Soon after Sierra Nevada’s announcement both New Belgium Brewing Co. and Oskar Blues Brewery announced they would be opening new facilities in the Tar Heel State.
“Sierra Nevada opening a brewing facility in North Carolina is another feather in the cap for the state’s already thriving beer community,” said Win Bassett, executive director of the state’s brewers guild. “Beer lovers already consider western North Carolina and the state at-large to be a craft beer destination and a producer of quality beer, and Sierra Nevada’s decision to join the brotherhood of brewers in North Carolina further strengthens our incredible community of brewers, wholesalers, vendors, retailers, and enthusiasts.”

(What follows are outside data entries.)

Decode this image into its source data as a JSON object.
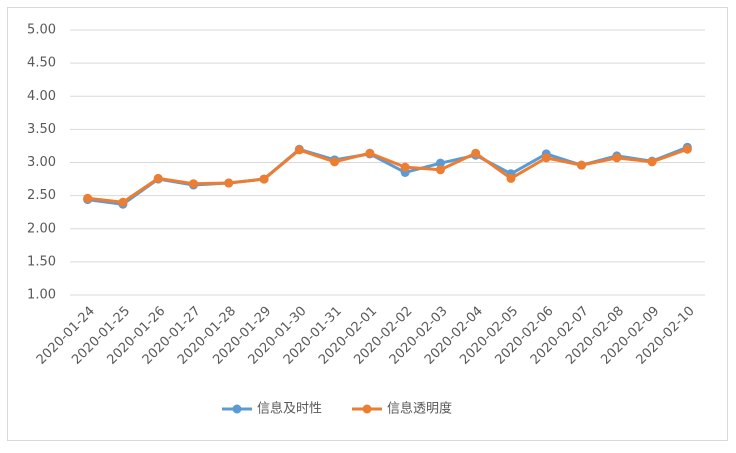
{
  "chart_data": {
    "type": "line",
    "categories": [
      "2020-01-24",
      "2020-01-25",
      "2020-01-26",
      "2020-01-27",
      "2020-01-28",
      "2020-01-29",
      "2020-01-30",
      "2020-01-31",
      "2020-02-01",
      "2020-02-02",
      "2020-02-03",
      "2020-02-04",
      "2020-02-05",
      "2020-02-06",
      "2020-02-07",
      "2020-02-08",
      "2020-02-09",
      "2020-02-10"
    ],
    "series": [
      {
        "name": "信息及时性",
        "color": "#5b9bd5",
        "values": [
          2.44,
          2.37,
          2.75,
          2.66,
          2.69,
          2.75,
          3.2,
          3.04,
          3.13,
          2.85,
          2.99,
          3.11,
          2.83,
          3.13,
          2.96,
          3.1,
          3.02,
          3.23
        ]
      },
      {
        "name": "信息透明度",
        "color": "#ed7d31",
        "values": [
          2.46,
          2.4,
          2.76,
          2.68,
          2.69,
          2.75,
          3.19,
          3.01,
          3.14,
          2.93,
          2.89,
          3.14,
          2.76,
          3.07,
          2.96,
          3.07,
          3.01,
          3.2
        ]
      }
    ],
    "ylim": [
      1,
      5
    ],
    "yticks": [
      {
        "value": 1,
        "label": "1.00"
      },
      {
        "value": 1.5,
        "label": "1.50"
      },
      {
        "value": 2,
        "label": "2.00"
      },
      {
        "value": 2.5,
        "label": "2.50"
      },
      {
        "value": 3,
        "label": "3.00"
      },
      {
        "value": 3.5,
        "label": "3.50"
      },
      {
        "value": 4,
        "label": "4.00"
      },
      {
        "value": 4.5,
        "label": "4.50"
      },
      {
        "value": 5,
        "label": "5.00"
      }
    ],
    "grid": true,
    "legend": "bottom"
  }
}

Sierra Nevada East is scheduled to open in 2014.
A Lasting Legacy
Learning the value of each dollar in those early years is paying off today. Much of the company’s profits are returned to the brewery and help the business grow and those toys – important equipment really – that so impress wind up eventually contributing to the bottom line, which means more beer can be made, sold, and enjoyed.
A nature lover, Ken has filled the brewery with some of the most advanced green technology available and has been recognized around the globe for those efforts. He is philanthropic towards charities like the Boys and Girls Club of America, and to California State University Chico – that local institution of higher learning that he left those many years ago to start the brewery.
When Paul Camusi eventually left the company he sold his shares to Ken, making Sierra Nevada a family owned business and now Ken’s son, Brian, is slated to head up the new North Carolina operation, sending the company into its second generation.
Looking at the whole picture it’s no wonder that there are so many ardent fans of Sierra Nevada. Perhaps none more than the employees themselves. Ken demands a lot of the people who work for him: the hours are long, the tasks difficult yet it’s rare that people leave. In addition to competitive wages (even servers in the restaurant have health benefits) there is also onsite medial care and daycare. Those things alone would be enough to separate Sierra Nevada from many other operations, saying nothing about the beer.
Ken has come along way since those first days sneaking homebrew and he admits that when he thinks about it, where he is today is remarkable. However there is always tomorrow to think about.
“We’re going to continue to push boundaries,” Ken says, “it is part of who we are.”